The romance of the old cut goes deeper than nostalgia. These diamonds are, by nature, sustainable: recycled, repurposed, and requiring no new mining. They’re imperfect, individual, and in a world of sameness, that makes them irresistible.

So maybe the gang knew exactly what they were doing. Maybe they understood that what they were taking wasn’t just treasure—it was trend. Old-cut stones have become the modern collector’s choice, with a market ready to absorb them quietly, no questions asked.

The loot wasn’t just diamonds, either. Sapphires. Emeralds. Pearls—plenty of them. As my wife would point out, pearls are not only timeless but very much in vogue again. This wasn’t random theft; it was curated taste.

And then there’s the gold. Gold has been real money for over five thousand years, and in our current age of financial jitters, it’s more coveted than ever. Central banks are hoarding it by the ton. Supplies are tightening. Charts are curving upward like rockets. In the past year alone, prices have climbed by roughly 50%, and experts predict even higher peaks ahead.

Hours after the Louvre heist, another French museum—the Maison des Lumières Denis Diderot—was robbed of two thousand gold and silver coins.
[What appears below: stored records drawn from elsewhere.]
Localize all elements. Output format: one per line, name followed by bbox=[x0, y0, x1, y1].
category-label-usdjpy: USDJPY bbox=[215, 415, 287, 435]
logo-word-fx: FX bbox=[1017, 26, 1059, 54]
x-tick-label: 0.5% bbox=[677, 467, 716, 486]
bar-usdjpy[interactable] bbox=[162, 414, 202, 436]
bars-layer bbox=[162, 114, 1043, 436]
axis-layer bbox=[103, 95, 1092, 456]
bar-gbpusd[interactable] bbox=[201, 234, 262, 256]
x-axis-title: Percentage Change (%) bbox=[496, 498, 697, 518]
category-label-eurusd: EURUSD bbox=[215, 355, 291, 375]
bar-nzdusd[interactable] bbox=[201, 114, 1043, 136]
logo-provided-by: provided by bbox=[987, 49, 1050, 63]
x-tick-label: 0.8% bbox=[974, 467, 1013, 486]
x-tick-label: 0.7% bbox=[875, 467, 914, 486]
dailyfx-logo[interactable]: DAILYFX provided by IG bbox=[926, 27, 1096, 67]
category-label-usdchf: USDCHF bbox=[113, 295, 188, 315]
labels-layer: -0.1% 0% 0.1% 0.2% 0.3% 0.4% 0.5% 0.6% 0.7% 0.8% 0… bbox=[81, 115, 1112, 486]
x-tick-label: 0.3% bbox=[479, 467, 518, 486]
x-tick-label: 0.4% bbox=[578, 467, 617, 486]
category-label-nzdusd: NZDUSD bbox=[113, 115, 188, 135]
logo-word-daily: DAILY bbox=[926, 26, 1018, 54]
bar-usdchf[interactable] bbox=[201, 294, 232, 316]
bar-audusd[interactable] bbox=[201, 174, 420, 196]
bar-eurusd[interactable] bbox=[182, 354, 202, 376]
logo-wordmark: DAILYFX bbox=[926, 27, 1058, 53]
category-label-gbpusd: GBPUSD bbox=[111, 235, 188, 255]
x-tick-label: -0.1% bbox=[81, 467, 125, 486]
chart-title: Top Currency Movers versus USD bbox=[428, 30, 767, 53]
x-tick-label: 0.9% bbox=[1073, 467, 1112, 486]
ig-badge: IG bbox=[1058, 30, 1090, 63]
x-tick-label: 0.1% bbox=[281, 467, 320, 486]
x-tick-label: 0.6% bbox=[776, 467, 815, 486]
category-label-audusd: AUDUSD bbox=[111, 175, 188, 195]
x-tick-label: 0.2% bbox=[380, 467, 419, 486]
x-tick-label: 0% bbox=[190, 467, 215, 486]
Each gold piece, worth about $5,600 Canadian, could vanish into anonymity the moment it’s melted down. Gold, once liquefied, tells no tales.

Did the thieves on the cherry picker know that? Almost certainly. Inspector Clouseau himself might have admired the precision. It was a crime that married boldness with economic awareness—a modern heist for modern times. In 2025, as ever, it’s the economy, stupid.

But even the cleverest heists have their flaws. Fencing stolen treasures is never as easy as stealing them. Experts can trace stones, settings, and cuts. Histories can resurface. The Mona Lisa found her way home after two years in hiding. Perhaps, in time, the gold and diamonds of the Apollo Gallery will do the same.